Disappointed and isolated, Eva wanders alone by the barren beach, waiting hours for her travel companions to return. In a subtly humorous scene, she, wearing sunglasses and a floppy hat she bought at a gift shop, is stopped by a man wearing goggles and a woolen hat with earflaps (played by rapper and graffiti artist Rammellzee) who, clearly mistaking her for someone else, dumps a wad of cash in her hand and stalks off, exasperatedly announcing, “You tell Romero I ain’t down with this no more!”


By now completely disenchanted with America and fed up with her cousin’s erratic behavior, Eva takes her newfound fortune to the airport, where, inexplicably, the only flight to Europe leaving that day is to Budapest. However, it seems she’s not quite ready to go home just yet.

This is not a plot-driven film; rather, it is more about capturing a mood, an impression of understated beauty and bleakness. Shot in grainy black and white, the film’s high contrast quality generates a number of poignant scenes, namely when Eva, Willie and Eddie, go to Lake Erie during a heavy snowstorm. The three figures, clad in black so as to nearly resemble silhouettes, gaze out at a vast white expanse of nothingness (Eddie proclaims, “It’s so beautiful”), the jutting lines of the fence post they are leaning against their only separation from the void.
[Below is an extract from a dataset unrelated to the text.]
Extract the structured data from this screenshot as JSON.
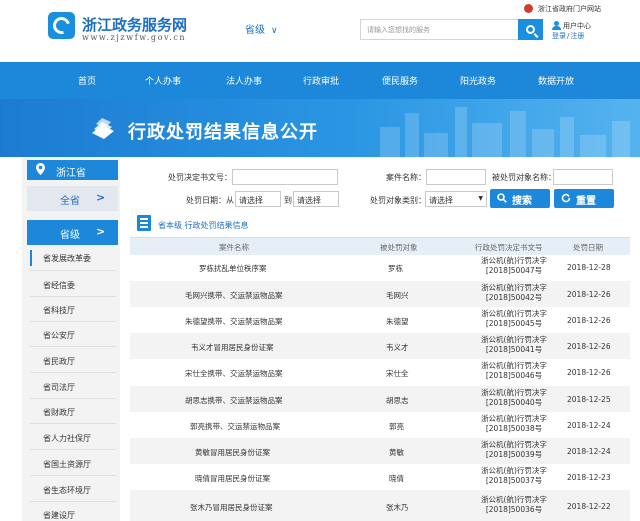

Upon arriving in Florida, there is a similar scene on the beach, the sand and white-capped waves under a haze of fog replacing the snow.

Jarmusch’s films are marked with a distinctive visual and narrative style. In Stranger Than Paradise, there is very little camera movement, no cuts, only a series of long sequence shots, with several moments of blackness to separate scenes—the editing process consisted of putting the shots end to end. On one hand, this technique might be a result of necessity, or lack of experience—the film is Jarmusch’s second feature film, after Permanent Vacation in 1981, and the aspiring filmmaker may simply have not had the means or know-how to go about filming another way. Or, perhaps it is quite deliberate: the long shots create a feeling of slowness, accentuating Willie’s and Eddie’s stagnation, their laziness and lack of direction.

While in Cleveland, Eddie casually says to Willie that, “You know, it’s funny. You come to someplace new and everything looks just the same.” This, it seems, is a rather revealing insight into the film’s thesis, embedded in a seemingly insignificant, offhand remark. All three characters have traveled the country—in Eva’s case, the world—in search of change, excitement, “something new,” as Willie says, but neither has found what they were looking for.